Zepeto, l’autre TikTok asiatique discret
L'application Zepeto, lancée entre 2018 et 2020, opère une ascension rapide, car elle permet aux pré-ados de faire du TikTok sans se filmer, mais en utilisant des avatars 3D très bien faits. C’est au conglomérat sud-coréen Naver Corporation qu’on doit cette app qui a dépassé les 30 millions d’utilisateurs mensuels actifs au niveau mondial. Zepeto, détenu à 49,9% par Naver, et par des institutions financières coréennes, a aussi attiré le capital du géant japonais Softbank, qui viserait les 40% dans le capital. L’app mobile a dépassé le 1 milliard de valorisation depuis 2021.
Une monétisation rampante
De façon croissante, on observe une monétisation de ces plateformes, chacune ayant désormais sa ou ses monnaie(s) virtuelle(s). Elles peinent toutes à être bénéficiaires et leur défi est de toucher des revenus. Sur Roblox, tous les jeux permettent de se procurer des jetons payants, les Robux, pour pouvoir accéder à de meilleures expériences (maisons virtuelles, véhicules ou accessoires). Les jeunes utilisateurs(trices) réclament à leurs parents ces Robux, surtout lorsque des ami(e)s en détiennent déjà et que cela leur confère visiblement plus de «privilèges».

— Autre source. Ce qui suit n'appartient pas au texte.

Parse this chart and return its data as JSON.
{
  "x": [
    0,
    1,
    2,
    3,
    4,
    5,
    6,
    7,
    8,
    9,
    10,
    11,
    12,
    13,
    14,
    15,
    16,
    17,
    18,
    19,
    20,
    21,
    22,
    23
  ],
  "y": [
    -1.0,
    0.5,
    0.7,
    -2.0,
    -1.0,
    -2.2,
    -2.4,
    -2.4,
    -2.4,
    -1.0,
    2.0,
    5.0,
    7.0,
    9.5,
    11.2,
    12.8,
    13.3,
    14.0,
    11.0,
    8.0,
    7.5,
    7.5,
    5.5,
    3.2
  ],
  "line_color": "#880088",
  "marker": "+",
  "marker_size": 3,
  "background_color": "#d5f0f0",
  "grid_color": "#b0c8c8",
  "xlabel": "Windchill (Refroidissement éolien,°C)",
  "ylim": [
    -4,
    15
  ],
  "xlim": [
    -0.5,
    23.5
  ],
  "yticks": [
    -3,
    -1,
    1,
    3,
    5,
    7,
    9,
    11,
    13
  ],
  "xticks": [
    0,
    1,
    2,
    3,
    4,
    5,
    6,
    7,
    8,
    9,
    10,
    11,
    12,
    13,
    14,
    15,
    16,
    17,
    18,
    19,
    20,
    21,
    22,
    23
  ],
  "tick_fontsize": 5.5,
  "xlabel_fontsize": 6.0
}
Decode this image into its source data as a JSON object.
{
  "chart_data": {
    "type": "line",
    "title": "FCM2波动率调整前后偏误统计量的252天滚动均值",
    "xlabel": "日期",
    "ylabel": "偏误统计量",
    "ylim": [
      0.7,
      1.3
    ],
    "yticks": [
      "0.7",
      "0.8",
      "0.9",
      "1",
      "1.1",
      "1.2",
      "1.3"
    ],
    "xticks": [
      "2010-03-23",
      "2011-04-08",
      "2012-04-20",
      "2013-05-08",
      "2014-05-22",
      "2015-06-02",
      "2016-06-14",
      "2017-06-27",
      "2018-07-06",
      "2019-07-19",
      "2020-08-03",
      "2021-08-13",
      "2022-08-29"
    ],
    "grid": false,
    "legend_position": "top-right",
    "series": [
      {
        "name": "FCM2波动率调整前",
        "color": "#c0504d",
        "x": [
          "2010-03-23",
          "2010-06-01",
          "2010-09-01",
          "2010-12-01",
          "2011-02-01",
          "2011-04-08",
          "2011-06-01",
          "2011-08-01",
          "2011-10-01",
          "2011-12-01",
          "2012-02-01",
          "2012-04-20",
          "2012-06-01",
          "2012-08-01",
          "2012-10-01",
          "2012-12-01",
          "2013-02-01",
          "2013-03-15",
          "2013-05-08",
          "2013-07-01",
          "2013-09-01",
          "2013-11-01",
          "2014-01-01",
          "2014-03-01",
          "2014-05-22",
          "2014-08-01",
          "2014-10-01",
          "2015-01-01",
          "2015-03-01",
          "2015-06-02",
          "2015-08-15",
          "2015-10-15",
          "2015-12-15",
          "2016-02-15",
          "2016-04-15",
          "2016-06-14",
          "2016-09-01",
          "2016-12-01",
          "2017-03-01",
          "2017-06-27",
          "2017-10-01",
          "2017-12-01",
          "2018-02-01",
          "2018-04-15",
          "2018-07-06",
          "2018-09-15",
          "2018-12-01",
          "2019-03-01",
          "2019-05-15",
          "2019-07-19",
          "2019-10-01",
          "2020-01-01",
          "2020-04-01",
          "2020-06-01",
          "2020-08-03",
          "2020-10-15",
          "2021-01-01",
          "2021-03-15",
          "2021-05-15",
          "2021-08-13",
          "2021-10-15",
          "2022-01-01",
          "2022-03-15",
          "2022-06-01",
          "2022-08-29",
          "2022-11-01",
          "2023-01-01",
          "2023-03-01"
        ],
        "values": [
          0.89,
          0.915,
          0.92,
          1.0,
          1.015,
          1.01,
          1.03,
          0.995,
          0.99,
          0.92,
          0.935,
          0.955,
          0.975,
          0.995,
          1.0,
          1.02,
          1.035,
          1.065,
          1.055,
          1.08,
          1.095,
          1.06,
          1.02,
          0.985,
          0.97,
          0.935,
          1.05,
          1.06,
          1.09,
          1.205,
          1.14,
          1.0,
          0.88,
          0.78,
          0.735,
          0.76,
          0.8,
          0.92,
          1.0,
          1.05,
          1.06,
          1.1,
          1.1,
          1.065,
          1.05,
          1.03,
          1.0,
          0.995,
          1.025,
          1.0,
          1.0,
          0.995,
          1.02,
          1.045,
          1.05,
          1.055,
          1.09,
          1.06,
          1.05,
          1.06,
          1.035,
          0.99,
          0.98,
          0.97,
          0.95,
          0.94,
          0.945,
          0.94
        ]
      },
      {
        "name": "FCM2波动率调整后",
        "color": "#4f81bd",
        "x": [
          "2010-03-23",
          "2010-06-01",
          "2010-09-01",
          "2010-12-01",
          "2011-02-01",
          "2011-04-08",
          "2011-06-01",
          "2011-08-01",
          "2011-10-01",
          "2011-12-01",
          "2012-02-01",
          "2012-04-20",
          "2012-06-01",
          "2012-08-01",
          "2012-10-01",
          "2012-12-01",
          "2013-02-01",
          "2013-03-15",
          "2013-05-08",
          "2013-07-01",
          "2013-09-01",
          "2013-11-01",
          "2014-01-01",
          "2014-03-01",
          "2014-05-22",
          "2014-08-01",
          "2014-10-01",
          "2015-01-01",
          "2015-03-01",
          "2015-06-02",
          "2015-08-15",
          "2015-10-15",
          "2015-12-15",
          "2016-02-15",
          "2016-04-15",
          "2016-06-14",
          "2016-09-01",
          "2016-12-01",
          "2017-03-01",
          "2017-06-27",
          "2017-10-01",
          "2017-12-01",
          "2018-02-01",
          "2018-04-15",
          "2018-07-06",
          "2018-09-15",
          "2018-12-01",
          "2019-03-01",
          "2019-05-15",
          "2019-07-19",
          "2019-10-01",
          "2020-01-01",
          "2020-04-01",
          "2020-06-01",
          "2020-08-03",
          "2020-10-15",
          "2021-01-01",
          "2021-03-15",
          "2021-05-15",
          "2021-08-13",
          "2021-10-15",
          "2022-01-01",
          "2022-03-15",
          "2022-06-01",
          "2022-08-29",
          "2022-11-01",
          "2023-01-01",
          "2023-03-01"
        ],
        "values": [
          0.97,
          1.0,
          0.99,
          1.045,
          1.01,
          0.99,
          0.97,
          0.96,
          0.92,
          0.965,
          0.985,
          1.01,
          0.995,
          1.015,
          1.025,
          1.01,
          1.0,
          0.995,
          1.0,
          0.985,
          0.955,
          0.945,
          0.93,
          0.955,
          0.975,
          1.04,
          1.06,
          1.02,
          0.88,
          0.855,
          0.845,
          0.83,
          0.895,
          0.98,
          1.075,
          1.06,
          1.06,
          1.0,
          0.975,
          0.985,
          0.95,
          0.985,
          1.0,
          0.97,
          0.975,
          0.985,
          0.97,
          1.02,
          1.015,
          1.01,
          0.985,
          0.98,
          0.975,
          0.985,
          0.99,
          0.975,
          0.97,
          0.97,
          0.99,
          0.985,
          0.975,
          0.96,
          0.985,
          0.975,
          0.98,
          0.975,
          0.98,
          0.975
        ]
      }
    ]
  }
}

Cette monétisation qui appâte les jeunes rémunère les créateurs de l’app, qui ont engrangé près de 750 millions de dollars en 2023. Sur Fortnite, les V-Bucks sont la monnaie virtuelle qui permet d’acquérir de nouveaux objets ou contenus. On peut les gagner en jouant, ou se laisser tenter d’en acheter sur l’Epic Games Stores, et se créer une carte de débit rechargeable comme sur un vrai système de paiements. Sur Brawl Stars, Supercell a introduit tout récemment la possibilité de payer pour débloquer des récompenses et pour accéder avant tout le monde à de nouveaux personnages (brawlers). Double défi pour les parents: lutter pour limiter le temps d’écran, mais aussi pour préserver leur porte-monnaie et les économies de leurs jeunes.